Kidnapping On Rise In Mexico
Kidnapping for money has become almost commonplace in Mexico these days. What's shocking this time was not the crime, but the victim: the 65-year-old father of Jorge Campos, one of Mexico's most celebrated soccer stars, reports CBS News Correspondent Bill Whitaker.
Campos flew in from Hong Kong to seek his father's release. I thank the nation for its prayers and concern, he told CBS News.
Mexicans are terrified by the kidnappings. When the economy spiraled down in the 90s, crime shot up, especially kidnapping. Mexicans forked out $200 million to kidnappers in 1997. So far, in the first two months of 1999, there have been fifty abductions.

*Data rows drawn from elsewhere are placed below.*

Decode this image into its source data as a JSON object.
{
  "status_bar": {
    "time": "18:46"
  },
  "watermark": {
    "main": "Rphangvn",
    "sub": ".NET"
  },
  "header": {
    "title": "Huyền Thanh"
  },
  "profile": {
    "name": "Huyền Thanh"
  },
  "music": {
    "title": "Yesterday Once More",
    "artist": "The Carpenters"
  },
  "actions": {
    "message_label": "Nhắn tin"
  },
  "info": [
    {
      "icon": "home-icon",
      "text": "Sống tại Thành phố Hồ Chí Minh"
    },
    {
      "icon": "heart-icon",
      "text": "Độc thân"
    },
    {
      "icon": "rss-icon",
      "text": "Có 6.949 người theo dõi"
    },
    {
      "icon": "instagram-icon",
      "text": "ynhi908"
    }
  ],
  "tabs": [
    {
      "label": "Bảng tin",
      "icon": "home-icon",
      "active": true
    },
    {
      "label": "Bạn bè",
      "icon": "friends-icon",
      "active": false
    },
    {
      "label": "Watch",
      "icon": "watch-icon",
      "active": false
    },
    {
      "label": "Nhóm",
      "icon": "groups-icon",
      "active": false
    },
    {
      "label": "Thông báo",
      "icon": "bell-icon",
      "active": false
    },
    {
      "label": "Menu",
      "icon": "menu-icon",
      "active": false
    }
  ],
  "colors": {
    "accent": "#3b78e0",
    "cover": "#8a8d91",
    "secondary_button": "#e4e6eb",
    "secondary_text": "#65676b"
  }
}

American businessman Frederick McPhail enjoyed the good life in Mexico, until kidnappers killed his son Frederick. Several Mexican police have been arrested for the crime, three after slipping across the border into Texas.
Because the crime is so lucrative and the perpetrators are so rarely caught, kidnapping is one of Mexico's real growth industries, says American Pete Palmer, who runs a security business in Mexico City.
"More Mexicans were unemployed and underemployed and the results of that meant that more and more people were out in the street, and that meant more people were desperate," Palmer says.
After Vicente Fernandez, one of Mexico's most popular singers, made a tearful plea, he paid kidnappers $2.3 million to get his son back. Then he did what a growing number of Mexico's wealthier citizens are doing: He packed his family off to live safely in the United States.